PARITY = [xor_fold(word) for word in range(1 << 16)]

def caching(word):
    a = PARITY[word >> 48]
    b = PARITY[word >> 32 & 0xffff]
    c = PARITY[word >> 16 & 0xffff]
    d = PARITY[word       & 0xffff]
    return a ^ b ^ c ^ d

Note that we don't have to mask the lower 16 bits for calculating a above, because shifting down by 48 bits only leaves 16 bits of information (everything else is cleared to 0). For the others, we have to mask by 0xffff (16 bits) to only grab the relevant 16-bit areas.

The time complexity is just \(O(n/L)\), where \(L\) is the width of the cached results and \(n\) is the word size. This assumes that the shift operations take \(O(1)\) time. In our case, \(L\) is 16 and \(n\) is 64, so there are \(\frac{64}{16} = 4\) terms to look up.

4.6. XOR-fold with caching

This is an approach that combines XOR-folding with caching to achieve an even greater speedup.

def xor_fold_caching(word):
    word ^= word >> 32
    word ^= word >> 16
    return PARITY[word & 0xffff]

5. Tests

🔗
from hypothesis import given, strategies as st
import unittest

brute_force

clear_lsb

xor_fold

xor_fold_lookup

caching

xor_fold_caching

xor_fold_nibbles

class TestParity(unittest.TestCase):
    cases = [
        (0b0, 0),
        (0b1, 1),
        (0b1011, 1),
        (0b1000010000, 0),
        (0b11, 0),
        (0b11111, 1),
        (0b1000000000000000000000000000000000000000000000000000000000000000, 1),
        (0b1000000000000000000000000000000000000000100000000000000000000000, 0),
    ]

    def test_simple_cases(self):
        for word, parity_bit in self.cases:
            self.assertEqual(parity_bit, brute_force(word))
            self.assertEqual(parity_bit, clear_lsb(word))
            self.assertEqual(parity_bit, xor_fold(word))
            self.assertEqual(parity_bit, xor_fold_lookup(word))
            self.assertEqual(parity_bit, caching(word))
            self.assertEqual(parity_bit, xor_fold_caching(word))
            self.assertEqual(parity_bit, xor_fold_nibbles(word))

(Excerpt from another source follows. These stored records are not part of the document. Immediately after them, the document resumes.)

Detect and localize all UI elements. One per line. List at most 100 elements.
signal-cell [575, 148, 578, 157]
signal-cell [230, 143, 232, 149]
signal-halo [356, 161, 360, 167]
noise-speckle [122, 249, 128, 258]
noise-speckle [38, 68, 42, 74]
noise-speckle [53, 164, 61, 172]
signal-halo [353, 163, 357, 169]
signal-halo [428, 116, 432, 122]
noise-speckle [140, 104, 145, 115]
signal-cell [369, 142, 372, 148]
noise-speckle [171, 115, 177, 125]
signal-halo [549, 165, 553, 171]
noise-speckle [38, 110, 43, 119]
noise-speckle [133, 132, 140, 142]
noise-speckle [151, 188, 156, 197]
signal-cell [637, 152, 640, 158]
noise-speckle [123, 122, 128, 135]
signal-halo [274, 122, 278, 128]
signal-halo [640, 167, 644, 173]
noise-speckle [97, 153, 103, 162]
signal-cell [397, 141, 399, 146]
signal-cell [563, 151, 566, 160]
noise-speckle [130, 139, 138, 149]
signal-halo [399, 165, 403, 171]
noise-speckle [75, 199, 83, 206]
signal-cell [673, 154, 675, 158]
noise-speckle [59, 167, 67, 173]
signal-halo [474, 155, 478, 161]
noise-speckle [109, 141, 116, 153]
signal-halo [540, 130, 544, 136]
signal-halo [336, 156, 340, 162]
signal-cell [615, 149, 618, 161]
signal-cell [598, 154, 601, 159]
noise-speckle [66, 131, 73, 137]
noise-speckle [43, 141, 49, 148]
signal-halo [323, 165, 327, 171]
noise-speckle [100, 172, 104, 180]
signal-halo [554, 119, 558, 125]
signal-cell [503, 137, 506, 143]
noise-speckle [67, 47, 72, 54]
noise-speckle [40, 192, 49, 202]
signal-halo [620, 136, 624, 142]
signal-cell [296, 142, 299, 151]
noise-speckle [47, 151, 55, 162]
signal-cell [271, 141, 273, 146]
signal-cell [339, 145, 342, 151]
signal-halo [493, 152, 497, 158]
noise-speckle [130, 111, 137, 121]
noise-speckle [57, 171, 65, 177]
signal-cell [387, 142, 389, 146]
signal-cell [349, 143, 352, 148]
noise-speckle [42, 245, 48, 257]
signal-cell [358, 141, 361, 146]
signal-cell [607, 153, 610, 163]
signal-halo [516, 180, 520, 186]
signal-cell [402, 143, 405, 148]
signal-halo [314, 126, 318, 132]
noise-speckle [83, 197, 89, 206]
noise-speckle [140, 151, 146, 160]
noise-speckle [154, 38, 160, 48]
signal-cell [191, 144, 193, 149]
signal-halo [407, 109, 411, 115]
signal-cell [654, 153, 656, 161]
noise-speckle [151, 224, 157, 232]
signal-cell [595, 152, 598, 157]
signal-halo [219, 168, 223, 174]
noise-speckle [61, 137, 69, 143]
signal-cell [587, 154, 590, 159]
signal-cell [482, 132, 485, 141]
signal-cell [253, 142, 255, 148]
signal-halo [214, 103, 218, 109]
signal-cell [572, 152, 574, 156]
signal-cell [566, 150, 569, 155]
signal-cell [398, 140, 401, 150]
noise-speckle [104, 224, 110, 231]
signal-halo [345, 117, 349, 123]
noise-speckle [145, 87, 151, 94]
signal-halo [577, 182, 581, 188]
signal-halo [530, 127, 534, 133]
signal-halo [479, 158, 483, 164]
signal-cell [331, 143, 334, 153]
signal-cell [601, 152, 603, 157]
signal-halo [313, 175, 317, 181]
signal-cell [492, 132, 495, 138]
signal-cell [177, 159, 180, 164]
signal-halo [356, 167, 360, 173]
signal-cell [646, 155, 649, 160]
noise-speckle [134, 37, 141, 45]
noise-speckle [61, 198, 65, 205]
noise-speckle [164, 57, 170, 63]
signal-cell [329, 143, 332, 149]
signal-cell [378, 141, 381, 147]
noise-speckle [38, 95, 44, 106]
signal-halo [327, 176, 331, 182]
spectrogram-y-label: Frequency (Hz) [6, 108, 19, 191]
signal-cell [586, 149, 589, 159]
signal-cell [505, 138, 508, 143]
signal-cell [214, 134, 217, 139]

    @given(st.integers(min_value=0, max_value=((1<<64) - 1)))
    def test_random(self, word):
        parity_bit = xor_fold_nibbles(word)
        self.assertEqual(parity_bit, brute_force(word))
        self.assertEqual(parity_bit, clear_lsb(word))
        self.assertEqual(parity_bit, xor_fold(word))
        self.assertEqual(parity_bit, xor_fold_lookup(word))
        self.assertEqual(parity_bit, caching(word))
        self.assertEqual(parity_bit, xor_fold_caching(word))
        self.assertEqual(parity_bit, xor_fold_nibbles(word))

if __name__ == "__main__":
    unittest.main(exit=False)

6. References

Aziz, A., Lee, T.-H., & Prakash, A. (2018). Elements of Programming Interviews in Python: The Insiders’ Guide. CreateSpace Independent Publishing Platform (25 July. 2018).
Warren, H. S. (2013). Hacker’s Delight (2nd ed). Addison-Wesley.